The photographs from The Way Out West chart my responses to the Southwest landscape in which humans have insinuated themselves throughout history. Specifically, I seek to juxtapose 19th century art historical notions of the sublime landscape with the ways in which we live on the land today, and thus to draw attention to our uneasy alliance with the natural world. Through this work I attempt to present a range of possibilities for these interactions. At times we appear oppositional and destructive to the land in which we live and at other times harmonious and custodial. I am interested in the myriad forms this relationship takes; humorous, ironic, dangerous, and fatalistic to list a few. The frame of the camera allows me to isolate and organize elements in the landscape which reflect our complex interactions with the land, both mythical and actual.

 

These photographs are portraits of the land constructed and altered by human presence.

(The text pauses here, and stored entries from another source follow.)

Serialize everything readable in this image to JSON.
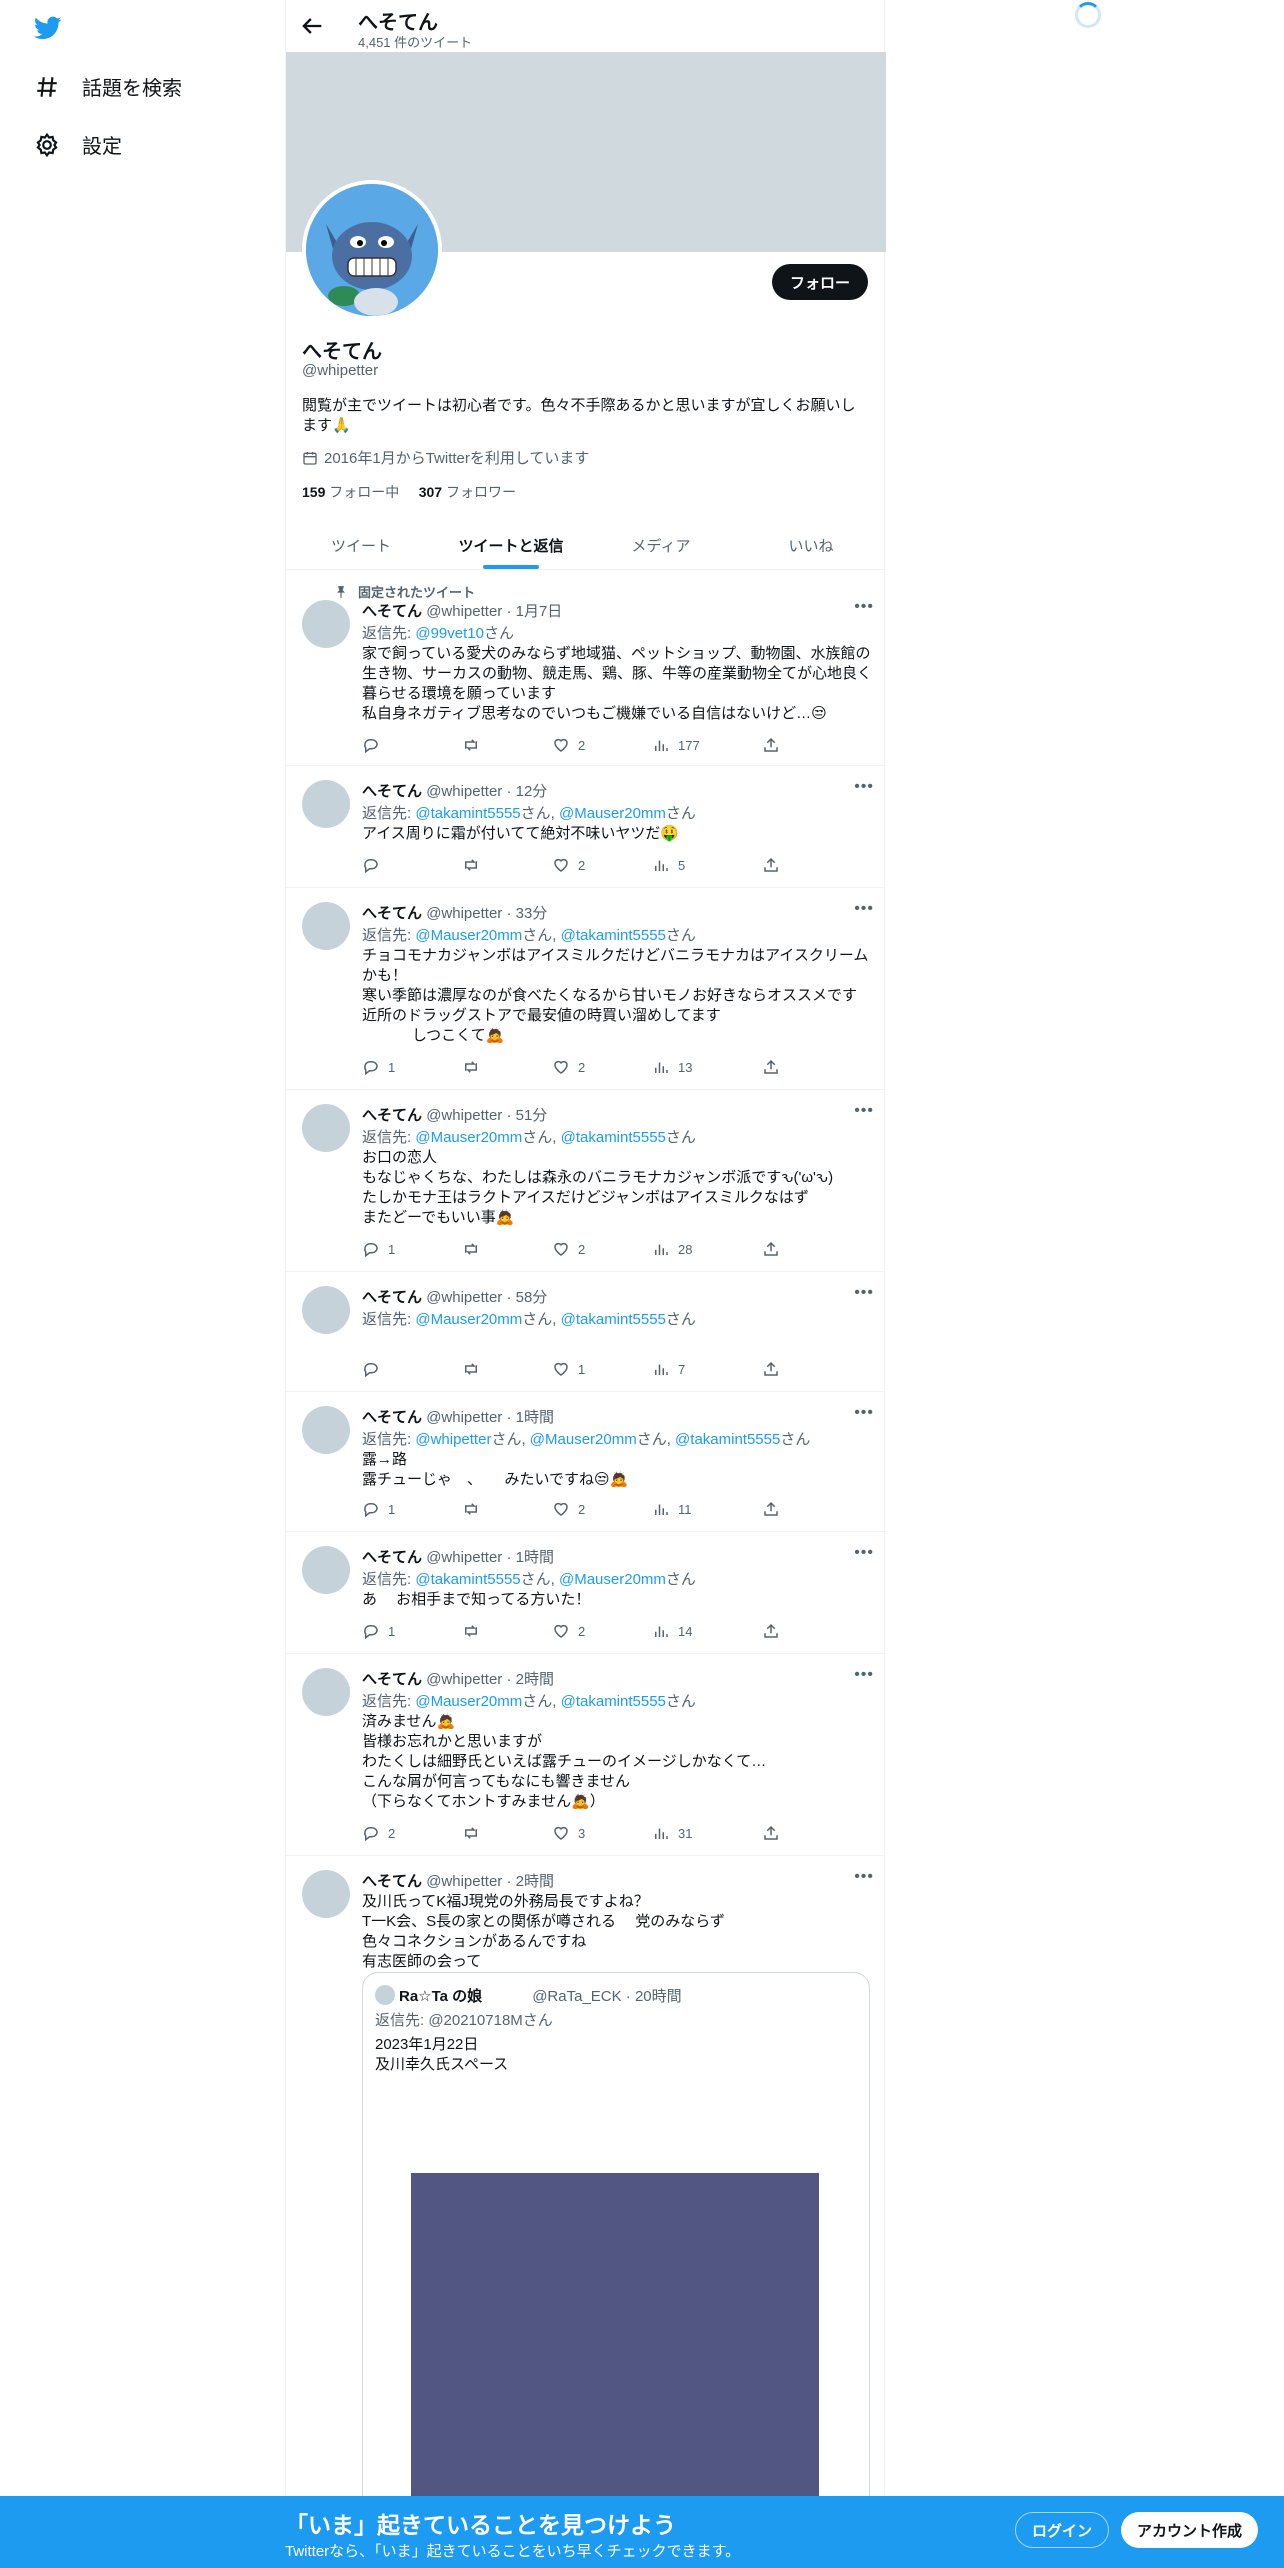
{
  "nav": {
    "explore_label": "話題を検索",
    "settings_label": "設定"
  },
  "header": {
    "title": "へそてん",
    "tweet_count": "4,451 件のツイート"
  },
  "profile": {
    "name": "へそてん",
    "handle": "@whipetter",
    "bio": "閲覧が主でツイートは初心者です。色々不手際あるかと思いますが宜しくお願いします🙏",
    "joined": "2016年1月からTwitterを利用しています",
    "following_count": "159",
    "following_label": " フォロー中",
    "followers_count": "307",
    "followers_label": " フォロワー",
    "follow_button": "フォロー"
  },
  "tabs": [
    "ツイート",
    "ツイートと返信",
    "メディア",
    "いいね"
  ],
  "pinned_label": "固定されたツイート",
  "reply_prefix": "返信先: ",
  "tweets": [
    {
      "name": "へそてん",
      "handle": "@whipetter",
      "time": "· 1月7日",
      "reply_to": "@99vet10",
      "reply_suffix": "さん",
      "body": "家で飼っている愛犬のみならず地域猫、ペットショップ、動物園、水族館の生き物、サーカスの動物、競走馬、鶏、豚、牛等の産業動物全てが心地良く暮らせる環境を願っています\n私自身ネガティブ思考なのでいつもご機嫌でいる自信はないけど…😒",
      "replies": "",
      "retweets": "",
      "likes": "2",
      "views": "177"
    },
    {
      "name": "へそてん",
      "handle": "@whipetter",
      "time": "· 12分",
      "reply_to": "@takamint5555",
      "reply_suffix": "さん, ",
      "reply_to2": "@Mauser20mm",
      "reply_suffix2": "さん",
      "body": "アイス周りに霜が付いてて絶対不味いヤツだ🤑",
      "replies": "",
      "retweets": "",
      "likes": "2",
      "views": "5"
    },
    {
      "name": "へそてん",
      "handle": "@whipetter",
      "time": "· 33分",
      "reply_to": "@Mauser20mm",
      "reply_suffix": "さん, ",
      "reply_to2": "@takamint5555",
      "reply_suffix2": "さん",
      "body": "チョコモナカジャンボはアイスミルクだけどバニラモナカはアイスクリームかも！\n寒い季節は濃厚なのが食べたくなるから甘いモノお好きならオススメです\n近所のドラッグストアで最安値の時買い溜めしてます\n            しつこくて🙇",
      "replies": "1",
      "retweets": "",
      "likes": "2",
      "views": "13"
    },
    {
      "name": "へそてん",
      "handle": "@whipetter",
      "time": "· 51分",
      "reply_to": "@Mauser20mm",
      "reply_suffix": "さん, ",
      "reply_to2": "@takamint5555",
      "reply_suffix2": "さん",
      "body": "お口の恋人\nもなじゃくちな、わたしは森永のバニラモナカジャンボ派ですԅ('ω'ԅ)\nたしかモナ王はラクトアイスだけどジャンボはアイスミルクなはず\nまたどーでもいい事🙇",
      "replies": "1",
      "retweets": "",
      "likes": "2",
      "views": "28"
    },
    {
      "name": "へそてん",
      "handle": "@whipetter",
      "time": "· 58分",
      "reply_to": "@Mauser20mm",
      "reply_suffix": "さん, ",
      "reply_to2": "@takamint5555",
      "reply_suffix2": "さん",
      "body": "",
      "replies": "",
      "retweets": "",
      "likes": "1",
      "views": "7"
    },
    {
      "name": "へそてん",
      "handle": "@whipetter",
      "time": "· 1時間",
      "reply_to": "@whipetter",
      "reply_suffix": "さん, ",
      "reply_to2": "@Mauser20mm",
      "reply_suffix2": "さん, ",
      "reply_to3": "@takamint5555",
      "reply_suffix3": "さん",
      "body": "露→路\n露チューじゃ　、　　みたいですね😒🙇",
      "replies": "1",
      "retweets": "",
      "likes": "2",
      "views": "11"
    },
    {
      "name": "へそてん",
      "handle": "@whipetter",
      "time": "· 1時間",
      "reply_to": "@takamint5555",
      "reply_suffix": "さん, ",
      "reply_to2": "@Mauser20mm",
      "reply_suffix2": "さん",
      "body": "あ　 お相手まで知ってる方いた！",
      "replies": "1",
      "retweets": "",
      "likes": "2",
      "views": "14"
    },
    {
      "name": "へそてん",
      "handle": "@whipetter",
      "time": "· 2時間",
      "reply_to": "@Mauser20mm",
      "reply_suffix": "さん, ",
      "reply_to2": "@takamint5555",
      "reply_suffix2": "さん",
      "body": "済みません🙇\n皆様お忘れかと思いますが\nわたくしは細野氏といえば露チューのイメージしかなくて…\nこんな屑が何言ってもなにも響きません\n（下らなくてホントすみません🙇）",
      "replies": "2",
      "retweets": "",
      "likes": "3",
      "views": "31"
    },
    {
      "name": "へそてん",
      "handle": "@whipetter",
      "time": "· 2時間",
      "body": "及川氏ってK福J現党の外務局長ですよね？\nT一K会、S長の家との関係が噂される　 党のみならず\n色々コネクションがあるんですね\n有志医師の会って"
    }
  ],
  "quote": {
    "name": "Ra☆Ta の娘",
    "handle": "@RaTa_ECK · 20時間",
    "reply": "返信先: @20210718Mさん",
    "body": "2023年1月22日\n及川幸久氏スペース"
  },
  "bottom": {
    "title": "「いま」起きていることを見つけよう",
    "subtitle": "Twitterなら、「いま」起きていることをいち早くチェックできます。",
    "login": "ログイン",
    "signup": "アカウント作成"
  },
  "colors": {
    "accent": "#1d9bf0",
    "banner": "#cfd9de"
  }
}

Our collective cultural imprint on this geographic region is staggering. There are enticing remnants from its earliest indigenous inhabitants as well as signatures on rocks by early American pioneers looking for a better life, spurred on by Manifest Destiny. The term, "Go West," has come to symbolize the quest for freedom and opportunity. Now, with the construction of mega cities in the desert, the southwest is still viewed as a place to reinvent oneself, despite the obvious environmental damage that occurs when we choose to do so.

 

I intend my images to be as much about the invisible threads that connect us as they are visible artifacts of a contested terrain.

 

The Way Out West images were taken between 1986 and 2006. The prints are toned gelatin silver prints.

Beyond the Plantations

The photographs from Beyond the Plantations: Images of the New South present the contemporary southern landscape in all of its rich complexity.  These images are offered in contrast to the idealized or romanticized landscapes that are often illustrated in depictions of the south through literature, cinema, or visual art. Images of the Old South are often sanitized views of a perfect and prosperous plantation life yet ignore the conflict, conquest, and transformation that is manifested in the changing landscape. The photographs from Beyond the Plantations incorporate the physical beauty of the landscape within the context of its longstanding complexities and contradictions.

 

Beyond the Plantations is an extension of my southwestern images from The Way Out West, taken over a 20-year period in the desert southwest.  In this new series I continue to create images that examine the layers of change within the human-inhabited landscape -- geological, archeological, historical, cultural, and ecological. I see the landscape as dynamic representation of the complex relationship we have with our surroundings over time. It is the accumulation of layers of human trace within this verdant landscape that drives this series of photographs.

 

Beyond the Plantations: Images of the New South is an ongoing project that I started in 2007. The prints are toned gelatin silver prints.